A brief inquiry led me to find Star Lotulelei, a defensive tackle for the Carolina Panthers, who was born in Tonga. Further investigation led me to Ghanian Ezekiel Ansah, a defensive end for the Detroit Lions, Liberian Tamba Hali, a linebacker for the Kansas City Chiefs, and recently-retired Nigerian Osi Umenyiora, former defensive end/linebacker with the New York Giants and Atlanta Falcons.
Those findings prompted me to start examining other American sports where I discovered that major league baseball has long relied on players from many countries, especially Cuba, the Dominican Republic, Venezuela, Mexico, Nicaragua, Colombia, Venezuela, Japan, and South Korea, to name just a few. (In fact, the Minnesota Twins have high hopes for recently acquired player, Byung Ho Park, in the coming season). And, the National Basketball Association is no less different this season with 100 international players from 37 countries ranging from Argentina to Bosnia and Herzegovina, Brazil, Democratic Republic of the Congo, Nigeria, Russia, Serbia, Spain, and Tunisia, among others.

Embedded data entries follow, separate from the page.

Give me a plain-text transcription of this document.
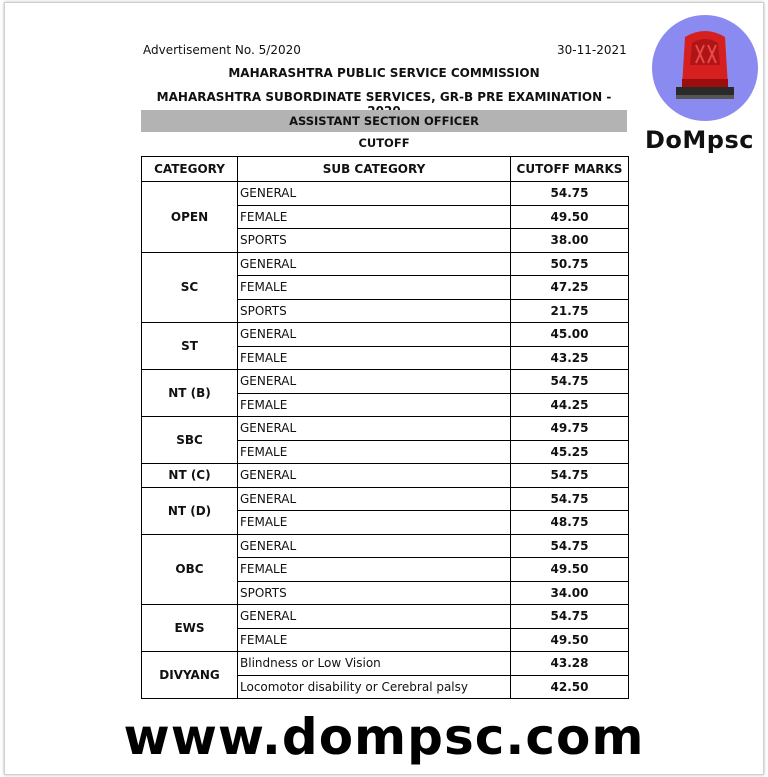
Advertisement No. 5/2020	30-11-2021
MAHARASHTRA PUBLIC SERVICE COMMISSION
MAHARASHTRA SUBORDINATE SERVICES, GR-B PRE EXAMINATION -
ASSISTANT SECTION OFFICER
CUTOFF
CATEGORY	SUB CATEGORY	CUTOFF MARKS
OPEN	GENERAL	54.75
	FEMALE	49.50
	SPORTS	38.00
SC	GENERAL	50.75
	FEMALE	47.25
	SPORTS	21.75
ST	GENERAL	45.00
	FEMALE	43.25
NT (B)	GENERAL	54.75
	FEMALE	44.25
SBC	GENERAL	49.75
	FEMALE	45.25
NT (C)	GENERAL	54.75
NT (D)	GENERAL	54.75
	FEMALE	48.75
OBC	GENERAL	54.75
	FEMALE	49.50
	SPORTS	34.00
EWS	GENERAL	54.75
	FEMALE	49.50
DIVYANG	Blindness or Low Vision	43.28
	Locomotor disability or Cerebral palsy	42.50
DoMpsc
www.dompsc.com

While we’re at it, let’s not forget performers Lady Gaga, Beyoncé, and Bruno Mars, all of whom were born in the United States with varied backgrounds. Lady Gaga is descended from Italian (southern European) stock, a background once viewed with suspicion and disdain by those making U.S. immigration policy in the 1900s. Beyoncé’s family background is reported to be both African American and Louisiana Creole. And, Bruno Mars was raised in Hawaii, the most diverse state in our nation, with his mother reputed to be Filipino and his father of Puerto Rican and Ashkenazi Jewish descent.
It seems ironic that with contests touted to be so “American” as our sports competitions, whether the Super Bowl or other football, baseball, or basketball games (or even for that matter associated events encompassing music and dance), we find such a mixture of peoples from varied ethnic backgrounds and countries of origin. Sadly, it seems that some of our leaders and presidential candidates still don’t get it when it comes to understanding what’s taking place in the United States with the changing composition of the United States. They seem out of touch and unable to grasp the significance and contribution of those so-called “outsiders”. Despite their divisive rhetoric, we continue to be a nation of immigrants and that, too, comprises part of the Great American Experiment.
R. Mark Frey is a St. Paul, Minnesota attorney who has practiced immigration law exclusively for more than 25 years with an emphasis on political asylum, family and marriage-based immigration, naturalization, removal defense, appeals, H-1B visas, and religious workers.